Il cinema delle attrazioni
Nel cinema delle attrazioni l'attrazione prevale sulla narrazione.
- Prima attrazione: immagini in movimento
- Seconda attrazione: contenuti interessanti (spettacoli, luoghi esotici, riprese dal vero)
- Terza attrazione: montaggio
- Quarta attrazione: trucchi e spettacoli
La scoperta dei trucchi: Méliès
Montaggio-metamorfosi
- Mascherino-contromascherino → “Le portrait mystérieux” 1899
- Méliès osserva un quadro con la sua immagine. Effettua sulla pellicola due scene. Il mascherino veniva usato per coprire la parte che veniva ripresa successivamente dopo aver bloccato quella precedentemente girata con un contromascherino.
- Arresto della ripresa → “Escamotage d'une dame chez Robert-Houdin” 1896
- Nella prima ripresa il personaggio da far sparire è presente sul set
- Arresto della ripresa
- Il personaggio esce dal set, gli altri rimangono immobili
- Riparte la ripresa con l'impressione che il personaggio sia sparito
- Per fare riapparire il personaggio si procede con la procedura inversa
- Lo scatto singolo
- Nella prima ripresa viene impressionato un solo fotogramma
- Arresto della ripresa
- L'oggetto viene leggermente mosso
- Seconda ripresa con un solo fotogramma
- Arresto della ripresa
- L'oggetto viene mosso nuovamente
- Terza ripresa con un solo fotogramma…
- Risultato dell'oggetto inanimato che prende vita
- Lo spostamento del soggetto → “L'homme à la tête en caoutchouc” 1901
- Binario con ruote e carrello mobile per ingrandire le immagini sullo sfondo
- Ripresa dal fondo
- Ripresa davanti alla telecamera
- Unione delle riprese
- Risultato: figura piccola (corpo) + figura grande (testa)

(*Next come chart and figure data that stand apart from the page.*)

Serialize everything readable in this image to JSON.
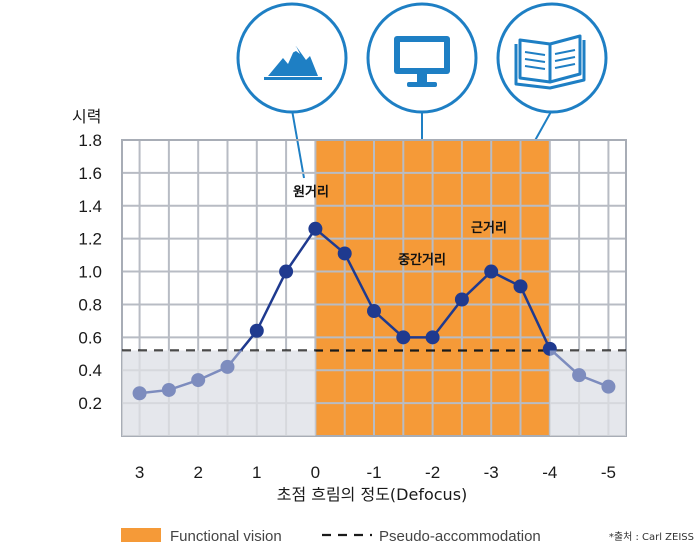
{
  "chart_data": {
    "type": "line",
    "ylabel": "시력",
    "xlabel": "초점 흐림의 정도(Defocus)",
    "x_ticks": [
      "3",
      "2",
      "1",
      "0",
      "-1",
      "-2",
      "-3",
      "-4",
      "-5"
    ],
    "y_ticks": [
      "1.8",
      "1.6",
      "1.4",
      "1.2",
      "1.0",
      "0.8",
      "0.6",
      "0.4",
      "0.2"
    ],
    "xlim": [
      3.3,
      -5.3
    ],
    "ylim": [
      0.0,
      1.8
    ],
    "grid": true,
    "series": [
      {
        "x": [
          3,
          2.5,
          2,
          1.5,
          1,
          0.5,
          0,
          -0.5,
          -1,
          -1.5,
          -2,
          -2.5,
          -3,
          -3.5,
          -4,
          -4.5,
          -5
        ],
        "y": [
          0.26,
          0.28,
          0.34,
          0.42,
          0.64,
          1.0,
          1.26,
          1.11,
          0.76,
          0.6,
          0.6,
          0.83,
          1.0,
          0.91,
          0.53,
          0.37,
          0.3
        ],
        "color": "#1f3a8f"
      }
    ],
    "functional_vision_range": [
      0,
      -4
    ],
    "pseudo_accommodation_level": 0.52,
    "colors": {
      "functional_vision": "#f59a38",
      "pseudo_band": "#d3d6de",
      "line": "#1f3a8f",
      "grid": "#b8bcc4",
      "callout": "#1e7fc4"
    },
    "zone_labels": [
      "원거리",
      "중간거리",
      "근거리"
    ],
    "zone_icons": [
      "mountain-icon",
      "monitor-icon",
      "book-icon"
    ],
    "legend": {
      "functional_vision": "Functional vision",
      "pseudo_accommodation": "Pseudo-accommodation"
    },
    "source": "*출처 : Carl ZEISS"
  }
}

- Effetto: gonfiamento della testa grazie al gioco di scala
Méliès ha creato il “racconto a quadri fissi”, ovvero un piccolo racconto da pochi minuti (max 20 min) con storie che procedono per quadri fissi e indipendenti. Le inquadrature erano autonome (autarchiche). Un esempio di film a quadri fissi è “Le voyage dans la Lune” del 1902. Questo racconto è una parodia del romanzo di Jules Verne “Dalla Terra alla Luna”. Il congresso degli astronomi, dopo una grande e lunga discussione, decide di sparare un proiettile sulla Luna che si conficca in un occhio del satellite. I viaggiatori scendono e incontrano i Seleniti, gli abitanti della Luna, dai quali vengono catturati. I viaggiatori riescono a tornare sulla Terra trionfanti. La pellicola è composta da una successione di 26 inquadrature fisse molto teatrali e comiche con dei rimandi al gotico e al Medioevo.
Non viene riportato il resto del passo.